What are molecular dynamics simulations?

Now that we have our force field defined, we are ready to do a simulation! But, what does that mean and what kind of simulation will we be doing? We will use a simulation method called molecular dynamics (MD). In molecular dynamics simulations, we simulate molecules in time by calculating the forces on atoms and updating their positions based on those forces. The output of a molecular dynamics simulation is a trajectory. This is commonly written to a file on the computer where the calculation is running. The trajectory file contains atomic positions for points in time. The trajectory can be visualized to show the movement of a system through time (like watching a movie).
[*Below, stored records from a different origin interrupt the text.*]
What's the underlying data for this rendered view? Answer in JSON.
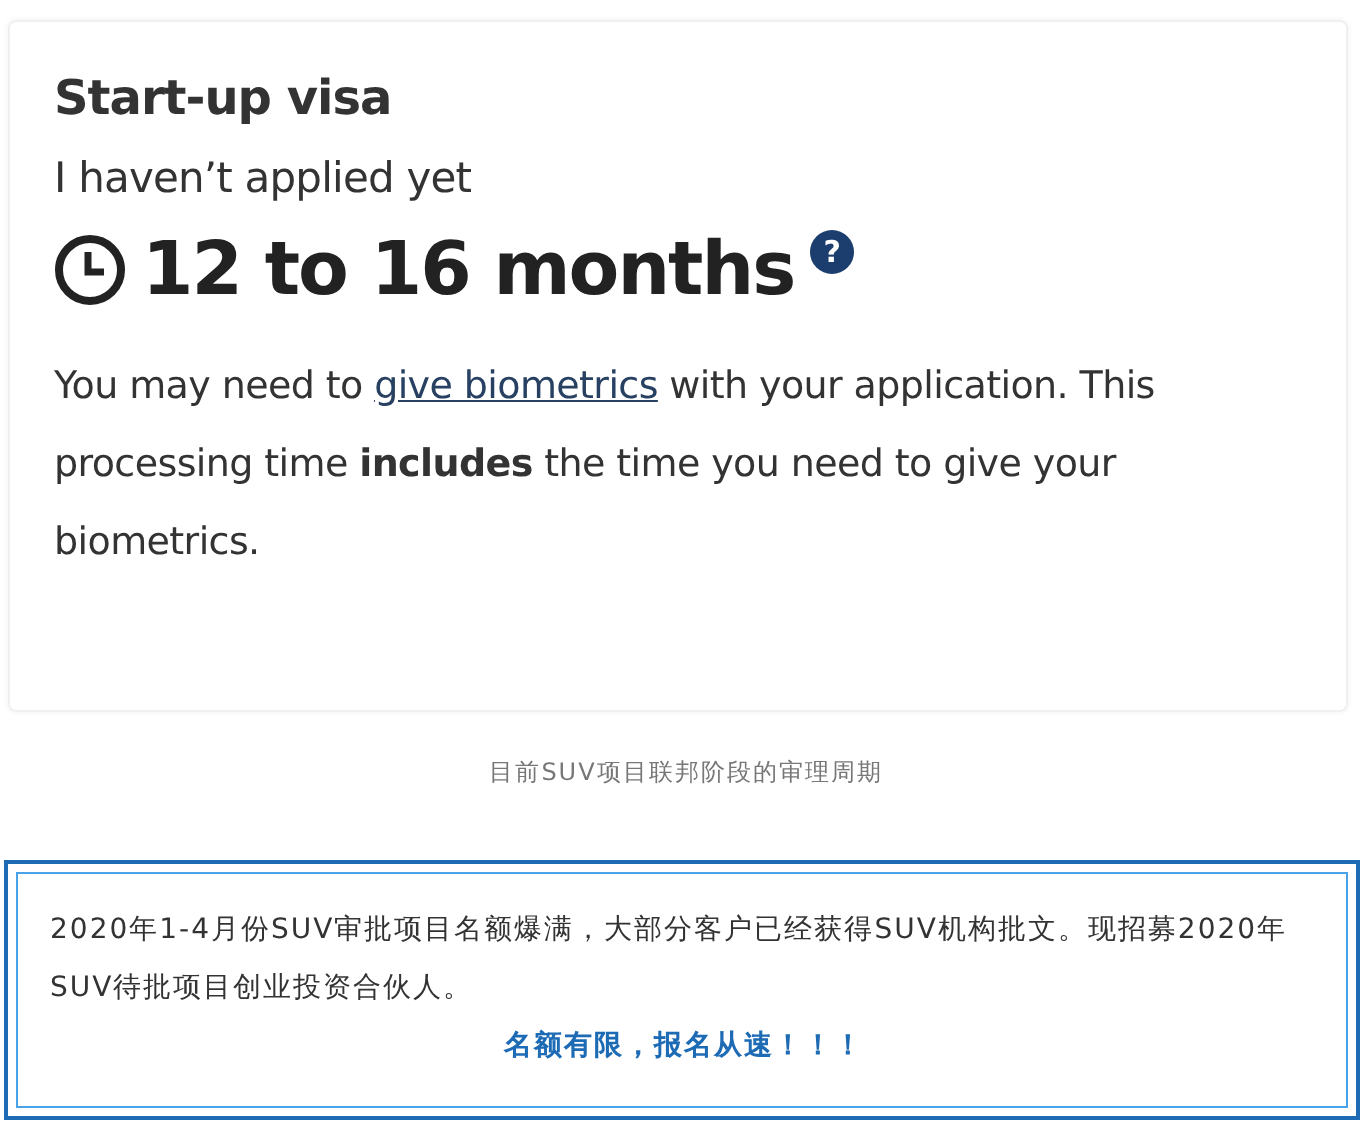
{
  "card": {
    "title": "Start-up visa",
    "status": "I haven’t applied yet",
    "duration": "12 to 16 months",
    "help_icon": "?",
    "note": {
      "before": "You may need to ",
      "link": "give biometrics",
      "after": " with your application. This processing time **includes** the time you need to give your biometrics."
    }
  },
  "caption": "目前SUV项目联邦阶段的审理周期",
  "notice": {
    "text": "2020年1-4月份SUV审批项目名额爆满，大部分客户已经获得SUV机构批文。现招募2020年SUV待批项目创业投资合伙人。",
    "highlight": "名额有限，报名从速！！！"
  }
}
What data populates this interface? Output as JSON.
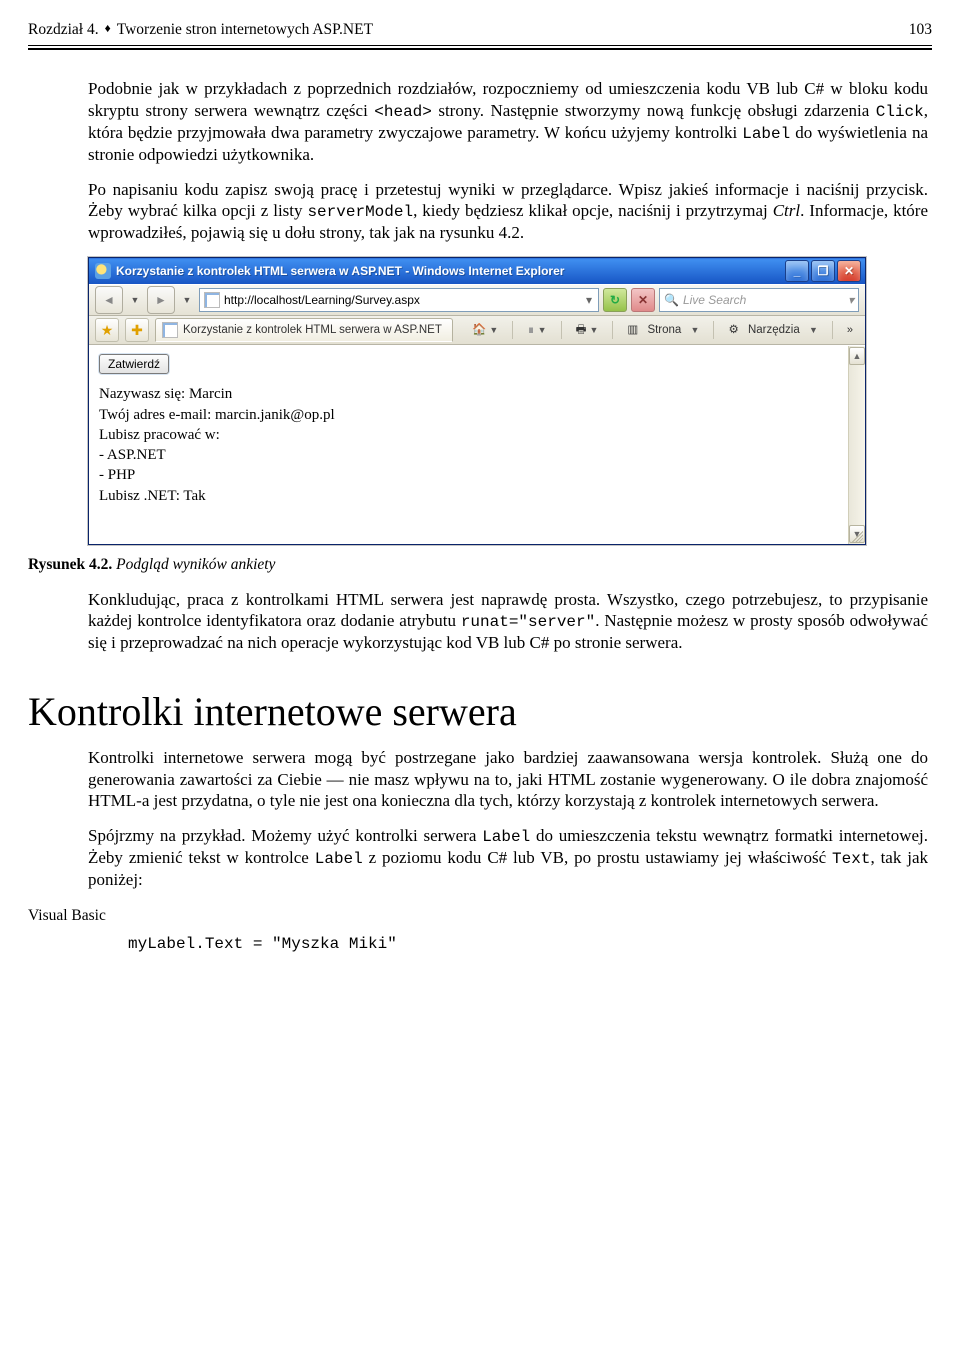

Force is equal to the negative gradient of potential energy. MD simulations use the potential energy function we discussed previously, and Newton’s second law (the force on an object is equal to the object’s mass times its acceleration) to calculate positions of atoms.

\[\vec{F} = - \nabla U\] \[\vec{F} = m \cdot \vec{a} = m \cdot \frac{d\vec{v}}{dt} = m \cdot \frac{d^{2}\vec{r}}{dt^{2}}\]

Looking at these two equations, we se that we we already know the mass for each atom. With our force field defined, we can calculate the force on each atom. The net force on each atom is the sum of forces from all other atoms in the system:

\[\vec{F}_i = \sum_{j=1}^{n_{max}}{f_{j}}, (j \neq i)\]

This means that we should be able to calculate positions for each atom based on the force field function, the positions of other atoms in the system, and mass of the molecule.

\[\vec{a}_{i}(t_{0}) = \frac{1}{m}\vec{F}_{i}(t_{0}) = -\frac{1}{m}_{i}(\nabla U)_{i}\]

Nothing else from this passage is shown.